$\mathcal{L}$ be any first-order language. Prove in no formula are the symbols $\neg$ and $)$ next to each other in any order. Hint: First prove that no formula ends with the symbol $\neg.$
I am very new and lost to the logic course. What I think first is simply say $\neg$ symbol can only be place at the start of a wff(e.g., such as before an atomic and besides a open bracket). What else can I say to have a conclusion that no formula ends with the symbol $\neg$?

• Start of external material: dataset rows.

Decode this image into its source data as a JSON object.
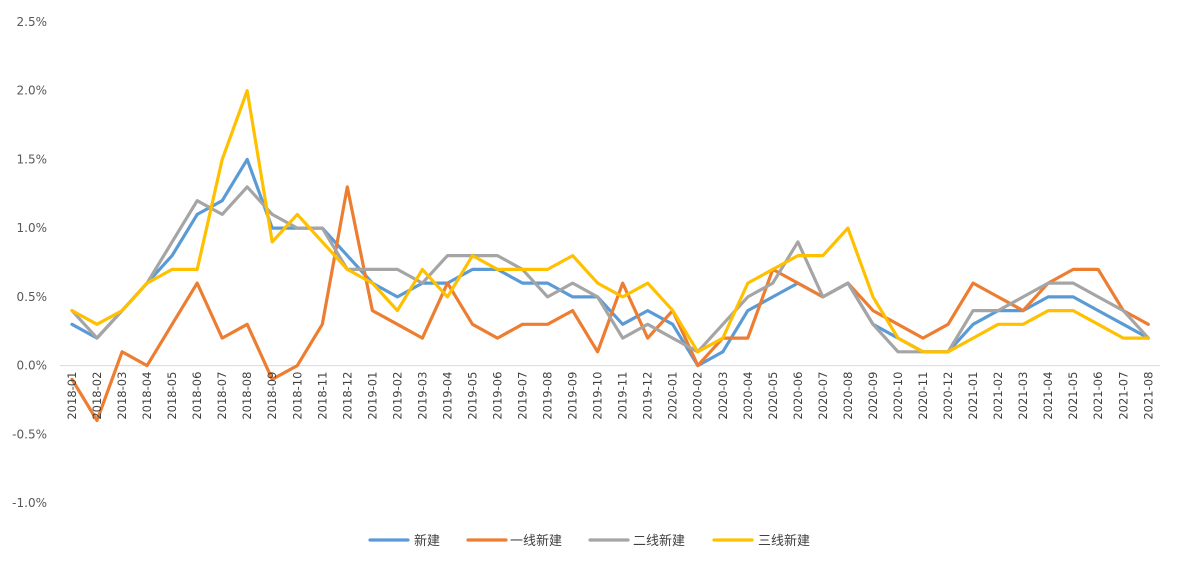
{
  "chart_data": {
    "type": "line",
    "title": "",
    "xlabel": "",
    "ylabel": "",
    "ylim": [
      -1.0,
      2.5
    ],
    "y_ticks": [
      "2.5%",
      "2.0%",
      "1.5%",
      "1.0%",
      "0.5%",
      "0.0%",
      "-0.5%",
      "-1.0%"
    ],
    "y_tick_values": [
      2.5,
      2.0,
      1.5,
      1.0,
      0.5,
      0.0,
      -0.5,
      -1.0
    ],
    "grid": false,
    "legend_position": "bottom",
    "categories": [
      "2018-01",
      "2018-02",
      "2018-03",
      "2018-04",
      "2018-05",
      "2018-06",
      "2018-07",
      "2018-08",
      "2018-09",
      "2018-10",
      "2018-11",
      "2018-12",
      "2019-01",
      "2019-02",
      "2019-03",
      "2019-04",
      "2019-05",
      "2019-06",
      "2019-07",
      "2019-08",
      "2019-09",
      "2019-10",
      "2019-11",
      "2019-12",
      "2020-01",
      "2020-02",
      "2020-03",
      "2020-04",
      "2020-05",
      "2020-06",
      "2020-07",
      "2020-08",
      "2020-09",
      "2020-10",
      "2020-11",
      "2020-12",
      "2021-01",
      "2021-02",
      "2021-03",
      "2021-04",
      "2021-05",
      "2021-06",
      "2021-07",
      "2021-08"
    ],
    "series": [
      {
        "name": "新建",
        "color": "#5B9BD5",
        "values": [
          0.3,
          0.2,
          0.4,
          0.6,
          0.8,
          1.1,
          1.2,
          1.5,
          1.0,
          1.0,
          1.0,
          0.8,
          0.6,
          0.5,
          0.6,
          0.6,
          0.7,
          0.7,
          0.6,
          0.6,
          0.5,
          0.5,
          0.3,
          0.4,
          0.3,
          0.0,
          0.1,
          0.4,
          0.5,
          0.6,
          0.5,
          0.6,
          0.3,
          0.2,
          0.1,
          0.1,
          0.3,
          0.4,
          0.4,
          0.5,
          0.5,
          0.4,
          0.3,
          0.2
        ]
      },
      {
        "name": "一线新建",
        "color": "#ED7D31",
        "values": [
          -0.1,
          -0.4,
          0.1,
          0.0,
          0.3,
          0.6,
          0.2,
          0.3,
          -0.1,
          0.0,
          0.3,
          1.3,
          0.4,
          0.3,
          0.2,
          0.6,
          0.3,
          0.2,
          0.3,
          0.3,
          0.4,
          0.1,
          0.6,
          0.2,
          0.4,
          0.0,
          0.2,
          0.2,
          0.7,
          0.6,
          0.5,
          0.6,
          0.4,
          0.3,
          0.2,
          0.3,
          0.6,
          0.5,
          0.4,
          0.6,
          0.7,
          0.7,
          0.4,
          0.3
        ]
      },
      {
        "name": "二线新建",
        "color": "#A5A5A5",
        "values": [
          0.4,
          0.2,
          0.4,
          0.6,
          0.9,
          1.2,
          1.1,
          1.3,
          1.1,
          1.0,
          1.0,
          0.7,
          0.7,
          0.7,
          0.6,
          0.8,
          0.8,
          0.8,
          0.7,
          0.5,
          0.6,
          0.5,
          0.2,
          0.3,
          0.2,
          0.1,
          0.3,
          0.5,
          0.6,
          0.9,
          0.5,
          0.6,
          0.3,
          0.1,
          0.1,
          0.1,
          0.4,
          0.4,
          0.5,
          0.6,
          0.6,
          0.5,
          0.4,
          0.2
        ]
      },
      {
        "name": "三线新建",
        "color": "#FFC000",
        "values": [
          0.4,
          0.3,
          0.4,
          0.6,
          0.7,
          0.7,
          1.5,
          2.0,
          0.9,
          1.1,
          0.9,
          0.7,
          0.6,
          0.4,
          0.7,
          0.5,
          0.8,
          0.7,
          0.7,
          0.7,
          0.8,
          0.6,
          0.5,
          0.6,
          0.4,
          0.1,
          0.2,
          0.6,
          0.7,
          0.8,
          0.8,
          1.0,
          0.5,
          0.2,
          0.1,
          0.1,
          0.2,
          0.3,
          0.3,
          0.4,
          0.4,
          0.3,
          0.2,
          0.2
        ]
      }
    ]
  }
}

Then I try to prove no $\neg$ before close bracket $)$ such as $\neg )$. By Enderton's book the well-formed formulas(wffs) are those expressions that can be built up from the atomic formulas by use(zero or more times) of the connective symbols and
$\varepsilon_{\neg}(\gamma) = (\neg \gamma),$
$\varepsilon_{\rightarrow}(\gamma,\delta)=(\gamma\rightarrow\delta),$
$Q_i(\gamma)= \forall v_i \gamma$
then I could say no expression $\gamma \neg $exists due to the above expressions when $\gamma$ is an atomic. But I don't know what to do if $\gamma$ is not a atomic but something else?
The second part $)\neg$ I try to say $\neg$ is not a connection symbol therefore it cannot has the form $\neg$ behind the close bracket.
I would be very appreciated if someone can help. Thanks
For the purposes of contradiction, assume that $\mathcal L$ has a wff that ends in $\neg$. We will choose $A$ to be such a wff of minimal length.
This violates the assumption that $A$ is well-formed. Therefore, by contradiction, it follows that no wff can end in $\neg$.
Honestly, though, I think any proof that would come after this lemma would be unnecessarily messy. It would be simpler to show that every instance of $\neg$ in a wff must be preceded by $($ and also that no wff can begin with $)$. With those two lemmas, all you need to do is show that no instance of $\neg$ in a wff can be preceded or followed by $)$.